Cystic fibrosis is a genetic disorder affecting the digestive system and lungs. The disease affects cells producing digestive acids, sweat, and mucus. In healthy individuals, mucus is typically thin. However, individuals suffering from cystic fibrosis find their mucus sticky and thick.
The role of mucus in the body is to provide lubrication for the airways, protecting the lungs from irritants, such as cigarette smoke. However, individuals with the disease find that their mucus blocks up airways in the lungs, causing coughing and impaired breathing.
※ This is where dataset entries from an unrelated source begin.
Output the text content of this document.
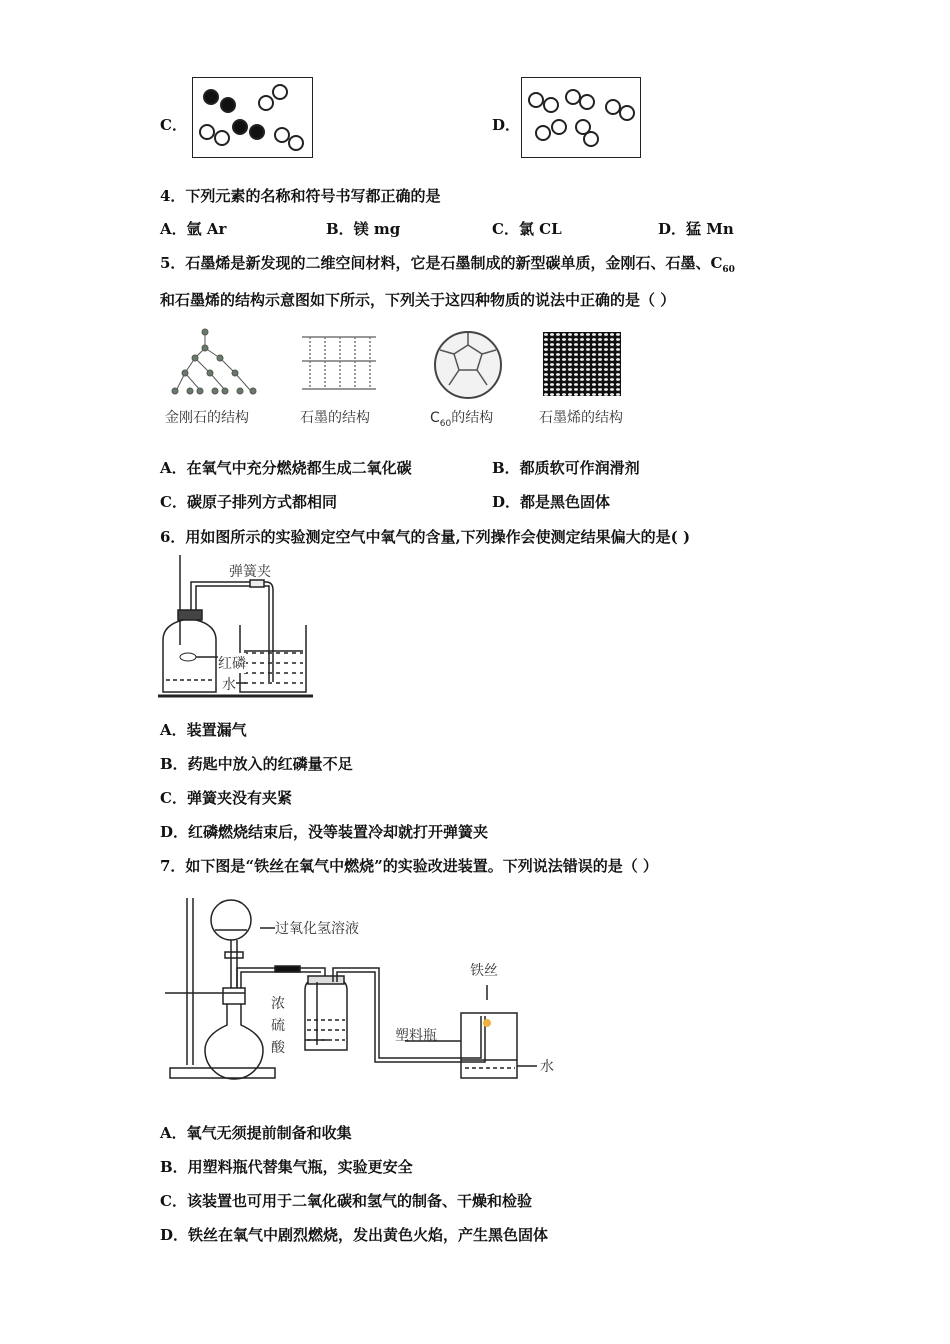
C．	D．
4．下列元素的名称和符号书写都正确的是
A．氩 Ar	B．镁 mg	C．氯 CL	D．猛 Mn
5．石墨烯是新发现的二维空间材料，它是石墨制成的新型碳单质，金刚石、石墨、$C_{60}$
和石墨烯的结构示意图如下所示，下列关于这四种物质的说法中正确的是（ ）
金刚石的结构	石墨的结构	$C_{60}$的结构	石墨烯的结构
A．在氧气中充分燃烧都生成二氧化碳	B．都质软可作润滑剂
C．碳原子排列方式都相同	D．都是黑色固体
6．用如图所示的实验测定空气中氧气的含量,下列操作会使测定结果偏大的是( )
弹簧夹
红磷
水
A．装置漏气
B．药匙中放入的红磷量不足
C．弹簧夹没有夹紧
D．红磷燃烧结束后，没等装置冷却就打开弹簧夹
7．如下图是“铁丝在氧气中燃烧”的实验改进装置。下列说法错误的是（ ）
过氧化氢溶液
浓
硫
酸
塑料瓶
铁丝
水
A．氧气无须提前制备和收集
B．用塑料瓶代替集气瓶，实验更安全
C．该装置也可用于二氧化碳和氢气的制备、干燥和检验
D．铁丝在氧气中剧烈燃烧，发出黄色火焰，产生黑色固体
Today, medical science has a variety of treatments to improve the quality of life for people suffering from CS. It’s possible for people affected by the disease to attend work and social functions without worrying about their condition.
The advances in medical science mean that people suffering from the condition now have the opportunity to live well into their forties and fifties. If you’re concerned that you or a family member may have cystic fibrosis, look out for these eight symptoms.
1. Thick Mucus
Cystic fibrosis affects the way your body produces mucus. In healthy individuals, mucus is typically clear and sometimes yellow or greenish in color if you fall ill with the flu or bronchitis. However, mucus in CS patients is thicker and tainted with dark green or brownish particles. Patients of CS describe their condition as feeling if they are slowly drowning in their mucus.
The thick mucus clogs up the airways. The buildup of mucus comes from an abnormal gene named the “CFTR,” cystic fibrosis transmembrane regulator. CTFR is responsible for maintaining the balance of water and salt throughout cells in the body. The thickening of mucus blocks up the small airways in the lungs and eventually spreads to the entire organ.
Common respiratory symptoms of CS include a feeling of breathlessness, wheezing, a persistent cough that produces thick mucus, inflamed sinus, and repetitive lung infections. The lack of air into the lungs leads to exercise intolerance as well.